On the Science Side of Drilling

Mixing Oil and Water may keep Bakken Wells Flowing

Feb / Mar 2014 Donmei Wang

The current method of oil recovery from the Bakken formation relies on the natural pressure in the reservoir to push the oil through the rock to the well. However, experience has shown that after producing a relatively small fraction of oil, the natural pressure in oil reservoirs declines and subsequent production falls, sometimes leaving behind as much as 95 percent of the oil. Fortunately, the decline has yet to appear in the Bakken region. Oil production, at roughly a million barrels per day, is high and increasing because the reserves are huge and large-volume production has been underway for only a short time, which means it’s still too soon for the natural reservoir pressure to drop off. However, eventually, the pressure will decline and oil production will fall, if not stop.

What can be done to extract all that remaining oil?

A group headed by Dr. Dongmei Wang at the University of North Dakota is researching new ways to recover the vast untapped oil likely to remain beyond the reach of current extraction practices. Through funding provided under the RPSEA (Research Partnership to Secure Energy for America) program authorized by the U.S. Energy Policy Act of 2005, the researchers are attempting to develop a method that may increase oil recovery five-fold. How? In simple terms, they believe it’s possible to take hydraulic fracturing another step by using specially treated water to drive far higher quantities of oil out of the shale and into the wells. The key word is “imbibition.”

Dr. Wang’s group has shown that the Bakken shale is generally wet with oil — meaning the rock surfaces are coated with oil. In addition, the group has researched water treatments – mixtures of water and surfactants, which are similar to dish detergent – that will induce the rock to absorb water and expel oil. In other words, the process alters the “wettability” of the rock.

Once this change is made, the rock draws in the surfactant-water — a process called imbibition.
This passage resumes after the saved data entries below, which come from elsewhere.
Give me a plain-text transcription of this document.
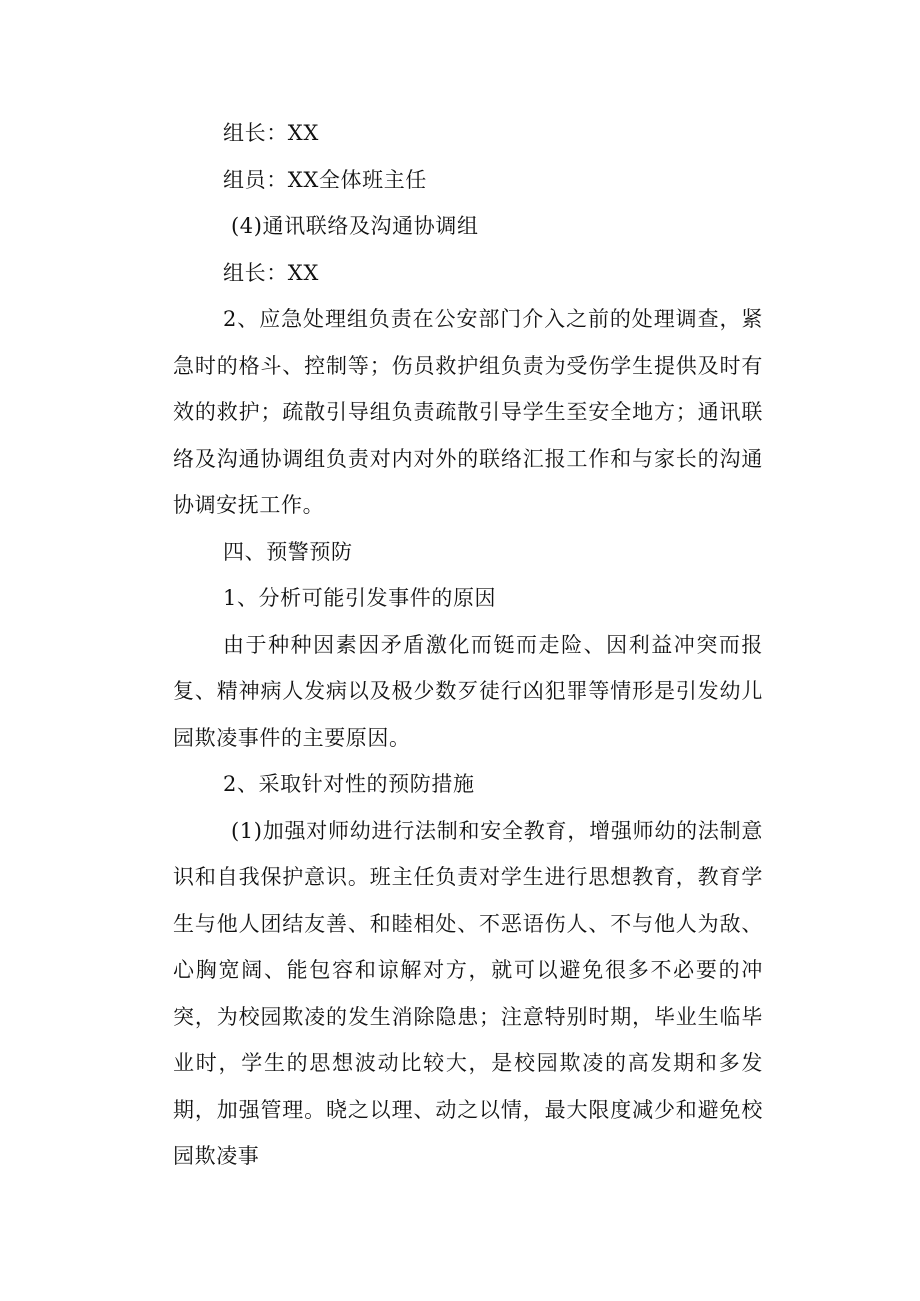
组长：XX

组员：XX全体班主任

(4)通讯联络及沟通协调组

组长：XX

2、应急处理组负责在公安部门介入之前的处理调查，紧急时的格斗、控制等；伤员救护组负责为受伤学生提供及时有效的救护；疏散引导组负责疏散引导学生至安全地方；通讯联络及沟通协调组负责对内对外的联络汇报工作和与家长的沟通协调安抚工作。

四、预警预防

1、分析可能引发事件的原因

由于种种因素因矛盾激化而铤而走险、因利益冲突而报复、精神病人发病以及极少数歹徒行凶犯罪等情形是引发幼儿园欺凌事件的主要原因。

2、采取针对性的预防措施

(1)加强对师幼进行法制和安全教育，增强师幼的法制意识和自我保护意识。班主任负责对学生进行思想教育，教育学生与他人团结友善、和睦相处、不恶语伤人、不与他人为敌、心胸宽阔、能包容和谅解对方，就可以避免很多不必要的冲突，为校园欺凌的发生消除隐患；注意特别时期，毕业生临毕业时，学生的思想波动比较大，是校园欺凌的高发期和多发期，加强管理。晓之以理、动之以情，最大限度减少和避免校园欺凌事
As the surfactant formulation is absorbed by the rock, oil will be expelled. That oil would then be collected by the same fracturing systems and horizontal wells that are currently producing Bakken oil.

However, the research is in its early stages. So far, the UND research group has shown that ordinary brine (salt water) can drive out small quantities of oil from shale, though not enough for commercial success. Achieving high oil recovery rates requires the right surfactant, the proper salt content, the correct pH, and effective temperature. Dr. Wang’s group is seeking that optimum formulation. To help, oil companies have provided rock cores, as well as oil and water from their target oil reservoirs. With these cores and fluids, the team is studying the effects of various surfactant formulations.

The laboratory measurements are then scaled up to determine whether enough oil will be produced to make the process economic. Analytical calculations and computer simulations are being performed to scale the process for particular field applications. However, the analysis is complicated by the relatively early stage of production in the various producing fields, the size of the Bakken formation and the substantial variation in reservoir character (degree of fracturing, pressure, oil saturation, permeability, temperature). Nevertheless, results suggest that imbibition of surfactant formulations has a substantial potential to improve oil recovery in certain parts of the Bakken.

Meanwhile, the team has several scenarios in mind for field-testing. In one scenario, the surfactant-water formulation would be injected through a horizontal injection well at the bottom of the reservoir. At the same time, a horizontal production well at the top of the reservoir would be used to collect oil and other fluids. Injection and production rates would be adjusted to maximize the oil output. The optimum timing, volumes, and rates associated with this process would depend on the nature of the fracturing, local permeability,spacing between the wells, and the rate of imbibition. UND’s simulation efforts will examine these parameters and attempt to identify the best combinations for a field application.

Alternatively, the process might include the steam injection process, also known as the Huff and Puff method, in which steam is pumped into a well to heat the oil in the reservoir to a temperature at which it will flow. The process would be attempted in settings where the character of the fracturing is favorable. As with the flooding application mentioned above, optimumtiming, volume, and rate associated with this process would also depend on fracture intensity,formation pressure and the inherent imbibition rates for the rock.

Meanwhile, Dr Wang’s research efforts have caught the interest of major oil companies. In addition to funding from RPSEA, the UND group has received backing from several oil companies – Statoil, ConocoPhillips, Noble Energy – to develop the process for their shale formations, including the Niobrara in addition to the Bakken. Chemical companies – Tiorco Inc., Nalco Champion – are also participating in the research by providing surfactants to be tested as part of the new process.

In summary, due to the extraordinary opportunity for the reshaping of the domestic energy market, intense efforts to find the most productive extraction techniques are now going into high gear. This can only be good news for the country.